Deputados de oposição pedem impeachment de Lula por fala sobre Israel

Deputados federais de oposição ao governo do presidente Luiz Inácio Lula da Silva (PT) protocolaram um pedido de impeachment contra o petista por conta de declarações recentes onde o chefe do Executivo comparou os ataques de Israel contra civis na Faixa de Gaza ao holocausto, durante a Segunda Guerra Mundial.
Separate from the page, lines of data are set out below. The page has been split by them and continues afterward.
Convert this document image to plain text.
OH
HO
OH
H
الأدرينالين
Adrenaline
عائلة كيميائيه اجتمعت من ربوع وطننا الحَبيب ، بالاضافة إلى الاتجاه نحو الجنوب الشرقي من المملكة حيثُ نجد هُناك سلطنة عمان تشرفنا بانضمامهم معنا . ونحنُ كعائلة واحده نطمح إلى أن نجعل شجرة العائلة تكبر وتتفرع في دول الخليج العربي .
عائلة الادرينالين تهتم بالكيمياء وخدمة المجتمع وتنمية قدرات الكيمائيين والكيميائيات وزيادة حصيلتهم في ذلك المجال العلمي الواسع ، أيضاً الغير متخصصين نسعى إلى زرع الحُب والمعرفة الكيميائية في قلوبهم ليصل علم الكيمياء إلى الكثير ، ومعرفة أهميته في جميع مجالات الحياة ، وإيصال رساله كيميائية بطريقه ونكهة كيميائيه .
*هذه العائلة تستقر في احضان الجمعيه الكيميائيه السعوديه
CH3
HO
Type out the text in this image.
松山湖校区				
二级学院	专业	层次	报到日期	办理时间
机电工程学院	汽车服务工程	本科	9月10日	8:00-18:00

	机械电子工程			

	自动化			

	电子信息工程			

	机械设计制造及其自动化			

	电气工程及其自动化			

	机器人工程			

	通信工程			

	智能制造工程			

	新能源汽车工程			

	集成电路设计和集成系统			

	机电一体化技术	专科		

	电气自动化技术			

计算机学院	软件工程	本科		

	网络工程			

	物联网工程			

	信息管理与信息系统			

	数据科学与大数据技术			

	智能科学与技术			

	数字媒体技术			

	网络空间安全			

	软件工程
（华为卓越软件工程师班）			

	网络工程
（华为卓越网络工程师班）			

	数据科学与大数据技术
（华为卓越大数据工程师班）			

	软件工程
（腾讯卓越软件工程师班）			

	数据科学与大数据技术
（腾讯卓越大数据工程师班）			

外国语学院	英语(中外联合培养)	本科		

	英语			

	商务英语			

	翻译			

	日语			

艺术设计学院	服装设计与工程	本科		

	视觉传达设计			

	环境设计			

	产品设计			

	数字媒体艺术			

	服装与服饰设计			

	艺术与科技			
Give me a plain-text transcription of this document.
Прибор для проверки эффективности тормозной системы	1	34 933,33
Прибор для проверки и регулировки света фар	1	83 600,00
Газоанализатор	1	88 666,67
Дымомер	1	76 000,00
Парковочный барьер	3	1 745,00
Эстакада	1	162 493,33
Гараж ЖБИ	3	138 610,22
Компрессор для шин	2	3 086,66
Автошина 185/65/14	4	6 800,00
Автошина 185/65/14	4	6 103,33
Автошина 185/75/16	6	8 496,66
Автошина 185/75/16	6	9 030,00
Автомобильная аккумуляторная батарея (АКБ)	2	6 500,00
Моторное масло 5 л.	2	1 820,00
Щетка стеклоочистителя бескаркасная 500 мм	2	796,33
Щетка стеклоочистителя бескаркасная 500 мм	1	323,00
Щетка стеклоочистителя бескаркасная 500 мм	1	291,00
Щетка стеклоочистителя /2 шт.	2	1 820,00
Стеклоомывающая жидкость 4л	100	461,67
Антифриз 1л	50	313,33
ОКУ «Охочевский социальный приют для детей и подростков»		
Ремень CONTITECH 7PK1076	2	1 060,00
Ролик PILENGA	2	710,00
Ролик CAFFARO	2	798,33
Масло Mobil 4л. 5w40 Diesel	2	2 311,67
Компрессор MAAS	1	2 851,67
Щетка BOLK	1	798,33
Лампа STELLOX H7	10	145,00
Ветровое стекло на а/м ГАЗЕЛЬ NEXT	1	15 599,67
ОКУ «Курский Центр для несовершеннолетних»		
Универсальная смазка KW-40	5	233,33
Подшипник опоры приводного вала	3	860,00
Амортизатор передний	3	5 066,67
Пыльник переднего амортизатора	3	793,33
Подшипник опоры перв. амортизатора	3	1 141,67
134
Grande parte dos signatários ao pedido de afastamento de Lula são do PL, partido do ex-presidente Jair Bolsonaro. A lista também conta com políticos do Republicanos, Progressistas e União Brasil.A ideia para abertura do pedido de impeachment é da deputada federal Carla Zambelli (PL-SP). Ela defende que não se pode comparar o que está acontecendo em Gaza com a morte de milhões de judeus ao longo da Segunda Guerra Mundial.

“O povo de Israel precisa ser respeitado e o holocausto não pode ser banalizado desta forma. Lula, tenha respeito pelas mais de 6 milhões de pessoas assassinadas”, escreveu a parlamentar na rede social X, antigo Twitter.

O deputado federal Mario Frias (PL-SP), ex-secretário de Cultura do governo Bolsonaro e signatário do pedido de impeachment, rechaçou as declarações do presidente Lula sobre as ações de Israel contra a Faixa de Gaza.

“Com a declaração de hoje, e tantas outras no passado recente, Lula está fechando as portas do Brasil para uma potência militar e tecnológica que poderia beneficiar muito o nosso país através de parcerias e intercâmbios”, afirmou o político.